Rainy day online photo printing 101

Ask any amateur photographer in the world what one of their worst nightmares is and there’s no doubt that the weather falls into this category. Rain is a particular problem, and that vibrant scene that was shot in the sunshine can absolutely crumble if a few drops of water enter the picture.

It means that when you do get to the online photo printing stage the results can be somewhat disappointing. This is the reason today’s guide has been put together and we will now take a look at some of the best tips to shoot good photographs when the rain is pouring down.

Duck for cover!

Let’s not try and dress this situation up; rain is never going to end well for photographers. The problem relates to the equipment getting wet, and this then being visible on the photos themselves.

Bearing this in mind, the easiest way to mitigate the risks is to simply find cover at any opportunity. This can be as inventive as you desire. For example, if there is a porch or awning this is nigh-on perfect for your circumstances, but you really can get even more creative. For example, some of you might decide to shoot from a car – just to keep everything dry. Sure, it might mean that you struggle to maneuver into position somewhat, but overall the result is much better as everything is being kept rain-free.

Take advantage of the reflections

While the rain does make things harder, there are ways in which you can take advantage of it.

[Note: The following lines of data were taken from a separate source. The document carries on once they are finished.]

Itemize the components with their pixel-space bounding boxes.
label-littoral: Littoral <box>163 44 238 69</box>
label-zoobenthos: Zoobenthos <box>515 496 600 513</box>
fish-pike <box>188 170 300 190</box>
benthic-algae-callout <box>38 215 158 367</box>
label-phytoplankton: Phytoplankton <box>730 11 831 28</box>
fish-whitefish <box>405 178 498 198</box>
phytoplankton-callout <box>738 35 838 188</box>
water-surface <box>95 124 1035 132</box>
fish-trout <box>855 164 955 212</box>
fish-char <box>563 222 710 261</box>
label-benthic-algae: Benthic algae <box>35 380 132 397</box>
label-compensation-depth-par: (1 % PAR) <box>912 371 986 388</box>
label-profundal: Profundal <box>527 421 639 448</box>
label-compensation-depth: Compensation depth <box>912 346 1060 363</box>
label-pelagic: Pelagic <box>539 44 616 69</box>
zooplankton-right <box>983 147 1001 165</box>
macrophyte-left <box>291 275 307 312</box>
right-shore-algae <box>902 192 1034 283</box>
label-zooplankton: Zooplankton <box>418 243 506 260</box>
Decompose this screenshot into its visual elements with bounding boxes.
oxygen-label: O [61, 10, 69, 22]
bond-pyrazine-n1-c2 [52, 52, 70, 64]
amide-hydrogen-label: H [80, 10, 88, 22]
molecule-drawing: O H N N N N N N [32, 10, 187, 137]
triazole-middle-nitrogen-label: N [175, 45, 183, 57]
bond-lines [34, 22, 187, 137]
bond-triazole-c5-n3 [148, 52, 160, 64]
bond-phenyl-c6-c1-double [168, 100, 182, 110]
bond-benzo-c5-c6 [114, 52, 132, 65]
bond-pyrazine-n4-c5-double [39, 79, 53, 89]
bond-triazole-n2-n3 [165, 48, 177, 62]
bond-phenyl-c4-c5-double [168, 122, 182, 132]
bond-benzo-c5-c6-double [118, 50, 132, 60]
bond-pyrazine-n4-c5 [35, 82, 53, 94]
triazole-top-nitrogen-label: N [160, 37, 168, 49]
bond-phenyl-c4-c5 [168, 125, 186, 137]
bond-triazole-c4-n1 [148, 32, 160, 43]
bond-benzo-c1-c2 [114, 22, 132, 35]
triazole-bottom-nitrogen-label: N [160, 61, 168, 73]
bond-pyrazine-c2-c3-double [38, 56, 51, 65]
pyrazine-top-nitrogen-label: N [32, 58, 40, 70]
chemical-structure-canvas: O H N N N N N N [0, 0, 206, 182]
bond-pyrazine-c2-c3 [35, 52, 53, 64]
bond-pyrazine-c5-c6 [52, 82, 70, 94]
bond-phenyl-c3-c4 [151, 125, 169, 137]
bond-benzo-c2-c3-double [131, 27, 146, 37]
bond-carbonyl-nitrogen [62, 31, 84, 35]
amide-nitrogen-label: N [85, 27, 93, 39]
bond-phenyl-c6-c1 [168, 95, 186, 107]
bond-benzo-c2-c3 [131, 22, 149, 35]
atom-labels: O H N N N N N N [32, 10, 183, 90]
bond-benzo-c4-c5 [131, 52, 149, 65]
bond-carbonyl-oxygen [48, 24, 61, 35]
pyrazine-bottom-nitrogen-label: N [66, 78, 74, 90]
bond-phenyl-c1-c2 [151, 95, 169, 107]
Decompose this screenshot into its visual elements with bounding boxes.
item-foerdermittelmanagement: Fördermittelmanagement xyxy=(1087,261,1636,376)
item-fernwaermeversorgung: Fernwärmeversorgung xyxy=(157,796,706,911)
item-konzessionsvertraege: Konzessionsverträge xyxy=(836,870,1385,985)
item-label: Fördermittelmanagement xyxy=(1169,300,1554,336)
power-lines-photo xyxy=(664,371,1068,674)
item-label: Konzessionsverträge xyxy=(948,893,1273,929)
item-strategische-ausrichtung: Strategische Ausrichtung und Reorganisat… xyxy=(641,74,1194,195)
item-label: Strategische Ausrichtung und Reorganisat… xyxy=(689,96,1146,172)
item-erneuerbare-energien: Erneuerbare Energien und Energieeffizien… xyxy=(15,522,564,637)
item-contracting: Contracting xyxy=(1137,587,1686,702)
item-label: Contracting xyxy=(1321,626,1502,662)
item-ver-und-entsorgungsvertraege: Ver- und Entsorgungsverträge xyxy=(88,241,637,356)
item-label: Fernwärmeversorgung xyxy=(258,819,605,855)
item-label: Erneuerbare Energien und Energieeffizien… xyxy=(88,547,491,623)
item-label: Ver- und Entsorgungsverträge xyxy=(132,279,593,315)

Reflections are one such way and everything that has been left wet in the path of the way is going to glisten under the camera. It’s going to look much more vibrant and as we all know, vibrancy aids fantastic photos.

You’ll notice that mundane subjects, such as the front of a store, really come to life. All the tiny details will glisten and this is something that no other scene is able to provide.

Make use of the flash

As we all know, there’s a time and a place to tap into the flash function on your camera. Most people assume that a rainy day doesn’t fall into this category, but we are going to disagree.

Sure, you don’t want a full flash, as this is going to set your raindrops alight and pretty much ruin your photo. Instead, we’re going to suggest you opt for moderation. This means that you should look to turn it down a few stops (maybe 3.0), which will just add a hint of vibrancy (have you noticed this magic word?) in the rain that’s falling.

Unfortunately, this really is one of those techniques where you might have to experiment. It all depends on how much rain is falling, and what scene you are shooting in. You need to work out how much flash is going to work but if you can perfect it, you’ll be amazed at the overall difference it makes to all of your rain snaps.